Thank you Sten and Erik. I'm thinking even i can make some sense of this. I like that.
I may be missing the point completly, but is this data more a reflection of seat time than active learning?
I sense some anxiety re: time spent at the course hub, especially amongst those who favour distributed participation?
I'm certainly suprised at what the data suggests for my own 'participation'. Maybe it reflects my log ins where I leave moodle open without doing anything active towards course learning? Or maybe randomly clicking docs genuinely searching for learning, which would have the same data effect of gaming activity? I'm not sure. The user intent is uncertain.
Whatever this data is really telling me, I guess it makes me think about how cautiously humans should inform themselves rather than drive themselves, or student and self learning, with stuff they don't really get, yet.
I wonder what other variables are not being taken in account.
Tracking what happens after the students leave the online learning management system is of course very hard to do automatically (unless we could mount some kind of smart device on their heads that detect what they are doing and looking at ;-). We did an experiment for an evaluation of the tool, where we asked students to tweet what they were doing for the course and for how long. We used twitter because students might like it more, but most of them stopped tweeting very soon.
Next to that, I use the moodle logs to drive the visualizations. The moodle logs contain timestamps of the user interactions. The problem is that there are only events for when something starts and not when it finishes. So I know when the user opened the forum for example, but I do not know exactly when the user closed it. Most of the times this is not a problem, when the user does another action in a short period after the last action. So I use a threshold to determine the duration for longer periods between 2 actions.
I hope this makes things a bit more clear...
It's been interesting exploring the range of analytical tools and reading the key blog entries George shared lately. Like some I am learning about this movement and don't feel equipped to share insights or recap my understanding at this point. Being the analytical type, I hold back until I completely understand and have read all, which might take a few years! Smile. As a result, I am grateful for those who are sharing their thoughts and resources.

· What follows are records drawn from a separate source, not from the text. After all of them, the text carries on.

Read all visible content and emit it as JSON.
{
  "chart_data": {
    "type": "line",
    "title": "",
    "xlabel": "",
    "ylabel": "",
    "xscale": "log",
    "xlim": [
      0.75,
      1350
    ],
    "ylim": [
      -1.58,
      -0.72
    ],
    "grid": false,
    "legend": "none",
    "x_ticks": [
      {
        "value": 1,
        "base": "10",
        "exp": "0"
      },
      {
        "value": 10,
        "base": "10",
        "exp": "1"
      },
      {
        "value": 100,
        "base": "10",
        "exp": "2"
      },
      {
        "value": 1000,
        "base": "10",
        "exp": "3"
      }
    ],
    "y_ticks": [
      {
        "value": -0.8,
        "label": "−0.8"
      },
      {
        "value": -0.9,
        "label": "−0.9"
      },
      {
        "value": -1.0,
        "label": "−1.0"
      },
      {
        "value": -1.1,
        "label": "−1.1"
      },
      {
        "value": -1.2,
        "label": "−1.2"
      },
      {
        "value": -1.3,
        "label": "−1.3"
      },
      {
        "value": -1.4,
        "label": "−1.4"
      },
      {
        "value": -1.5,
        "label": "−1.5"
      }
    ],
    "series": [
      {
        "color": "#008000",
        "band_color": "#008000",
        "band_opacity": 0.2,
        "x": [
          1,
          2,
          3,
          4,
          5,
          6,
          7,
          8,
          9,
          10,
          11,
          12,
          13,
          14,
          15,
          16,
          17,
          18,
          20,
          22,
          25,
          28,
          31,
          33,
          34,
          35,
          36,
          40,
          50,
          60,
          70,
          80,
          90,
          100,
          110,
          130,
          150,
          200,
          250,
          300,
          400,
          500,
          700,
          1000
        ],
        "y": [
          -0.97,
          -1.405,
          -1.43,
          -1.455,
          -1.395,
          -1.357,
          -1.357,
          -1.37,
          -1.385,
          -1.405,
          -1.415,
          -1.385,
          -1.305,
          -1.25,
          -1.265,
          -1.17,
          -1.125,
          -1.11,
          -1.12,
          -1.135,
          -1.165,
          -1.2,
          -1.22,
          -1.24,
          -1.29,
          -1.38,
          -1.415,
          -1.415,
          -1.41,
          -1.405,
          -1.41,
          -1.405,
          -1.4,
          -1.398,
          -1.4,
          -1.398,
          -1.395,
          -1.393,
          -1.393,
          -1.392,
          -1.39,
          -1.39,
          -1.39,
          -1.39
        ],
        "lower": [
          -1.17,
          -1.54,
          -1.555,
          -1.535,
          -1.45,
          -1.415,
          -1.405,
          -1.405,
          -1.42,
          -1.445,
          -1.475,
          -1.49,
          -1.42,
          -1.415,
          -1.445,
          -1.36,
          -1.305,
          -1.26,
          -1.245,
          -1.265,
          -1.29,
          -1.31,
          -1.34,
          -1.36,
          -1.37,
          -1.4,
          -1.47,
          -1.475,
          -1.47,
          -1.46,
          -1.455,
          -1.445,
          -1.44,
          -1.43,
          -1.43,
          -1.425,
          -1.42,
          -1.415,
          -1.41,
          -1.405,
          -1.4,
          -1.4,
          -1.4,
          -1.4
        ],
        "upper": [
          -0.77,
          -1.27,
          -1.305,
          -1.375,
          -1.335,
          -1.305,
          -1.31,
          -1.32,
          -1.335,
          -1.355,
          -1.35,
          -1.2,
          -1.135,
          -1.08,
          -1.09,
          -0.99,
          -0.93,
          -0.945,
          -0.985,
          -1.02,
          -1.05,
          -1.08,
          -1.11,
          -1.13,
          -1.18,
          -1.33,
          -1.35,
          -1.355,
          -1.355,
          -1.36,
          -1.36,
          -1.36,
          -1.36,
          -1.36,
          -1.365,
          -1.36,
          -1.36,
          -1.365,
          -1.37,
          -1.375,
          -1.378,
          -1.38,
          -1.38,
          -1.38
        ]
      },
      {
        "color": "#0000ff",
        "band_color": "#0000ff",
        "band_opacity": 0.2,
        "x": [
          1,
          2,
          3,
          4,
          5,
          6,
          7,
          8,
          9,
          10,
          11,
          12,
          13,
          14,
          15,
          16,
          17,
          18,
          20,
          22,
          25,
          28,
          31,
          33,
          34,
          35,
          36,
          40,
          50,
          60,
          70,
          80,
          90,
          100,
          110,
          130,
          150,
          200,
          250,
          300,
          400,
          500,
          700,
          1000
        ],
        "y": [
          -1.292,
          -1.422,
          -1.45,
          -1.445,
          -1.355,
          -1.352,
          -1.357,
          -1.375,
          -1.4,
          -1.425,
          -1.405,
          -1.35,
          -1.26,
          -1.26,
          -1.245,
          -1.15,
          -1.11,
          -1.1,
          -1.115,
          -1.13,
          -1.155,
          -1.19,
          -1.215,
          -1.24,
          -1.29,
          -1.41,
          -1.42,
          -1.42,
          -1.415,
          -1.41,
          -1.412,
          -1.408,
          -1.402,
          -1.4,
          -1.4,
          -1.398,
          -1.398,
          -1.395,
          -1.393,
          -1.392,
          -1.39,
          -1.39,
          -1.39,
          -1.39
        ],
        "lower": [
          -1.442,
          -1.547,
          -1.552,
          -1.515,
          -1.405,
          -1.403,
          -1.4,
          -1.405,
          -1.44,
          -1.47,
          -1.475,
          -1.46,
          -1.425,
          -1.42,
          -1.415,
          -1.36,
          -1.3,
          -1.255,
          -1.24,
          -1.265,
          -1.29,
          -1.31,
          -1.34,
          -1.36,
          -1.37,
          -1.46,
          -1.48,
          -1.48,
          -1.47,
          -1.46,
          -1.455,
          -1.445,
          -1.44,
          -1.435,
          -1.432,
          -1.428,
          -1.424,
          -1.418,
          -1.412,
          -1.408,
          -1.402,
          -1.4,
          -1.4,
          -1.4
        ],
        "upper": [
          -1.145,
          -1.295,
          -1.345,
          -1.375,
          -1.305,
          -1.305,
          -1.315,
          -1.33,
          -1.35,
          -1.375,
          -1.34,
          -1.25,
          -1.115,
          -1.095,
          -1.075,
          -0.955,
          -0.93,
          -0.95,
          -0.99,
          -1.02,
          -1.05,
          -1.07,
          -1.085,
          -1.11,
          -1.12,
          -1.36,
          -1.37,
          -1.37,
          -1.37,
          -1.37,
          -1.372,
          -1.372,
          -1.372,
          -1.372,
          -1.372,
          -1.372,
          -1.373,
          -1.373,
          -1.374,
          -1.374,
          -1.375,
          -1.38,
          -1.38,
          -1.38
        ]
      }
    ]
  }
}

One thing that is concerning me about analysis of this magnitude is the validity and authenticity of the data. I am impressed with the volume of data the tools can manage but wonder about the compatibility, origin and validity of it.

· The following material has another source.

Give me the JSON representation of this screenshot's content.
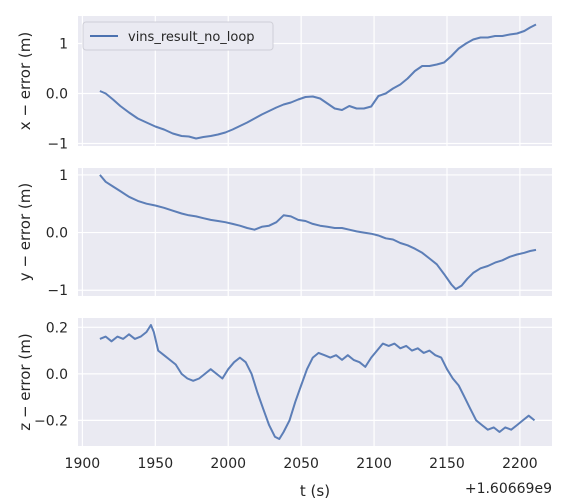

I don't have the time to review the data presented so far but do plan to attend the LAK11 conference (I live in Calgary) where maybe I can explore this concern deeper.

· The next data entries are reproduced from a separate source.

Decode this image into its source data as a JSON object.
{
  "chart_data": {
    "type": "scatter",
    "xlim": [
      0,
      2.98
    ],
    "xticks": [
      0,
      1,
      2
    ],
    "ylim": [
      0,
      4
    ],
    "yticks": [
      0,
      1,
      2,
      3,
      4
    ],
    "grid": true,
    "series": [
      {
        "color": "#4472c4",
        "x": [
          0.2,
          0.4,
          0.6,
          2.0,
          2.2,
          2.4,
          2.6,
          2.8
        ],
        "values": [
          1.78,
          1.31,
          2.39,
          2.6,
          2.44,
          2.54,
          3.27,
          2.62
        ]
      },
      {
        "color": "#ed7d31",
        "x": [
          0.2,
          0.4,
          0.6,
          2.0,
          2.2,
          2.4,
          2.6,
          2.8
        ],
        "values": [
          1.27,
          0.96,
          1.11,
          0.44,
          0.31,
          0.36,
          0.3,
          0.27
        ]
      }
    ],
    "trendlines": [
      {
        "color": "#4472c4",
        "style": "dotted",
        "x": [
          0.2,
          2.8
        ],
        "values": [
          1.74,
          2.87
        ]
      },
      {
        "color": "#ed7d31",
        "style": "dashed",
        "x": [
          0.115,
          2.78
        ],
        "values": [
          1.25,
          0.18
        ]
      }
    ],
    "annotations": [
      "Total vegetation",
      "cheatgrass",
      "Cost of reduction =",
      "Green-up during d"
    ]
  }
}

Anyone else feel the same?
Gillian, thanks for your comments. I think we need to determine what learning is. Yes, an old question, but if we don't know what we are looking for we can't measure it. To me learning is not about the number of posts but what students do with it. I think we need to start with the end in mind - assessments - and rich assessments such as reflections, creations, arguments, etc. Going backwards, we can research the tools used by students to arrive at their understanding and work. If situated in the cloud and accessible, we can review the types of interactions, materials explored, and tools used.
It seems to me most people in here are saying the same thing. Student action in a LMS is only a part of their learning. With a diverse and wide spread networked world, we need to reconfigure how we capture and analyze data about student learning.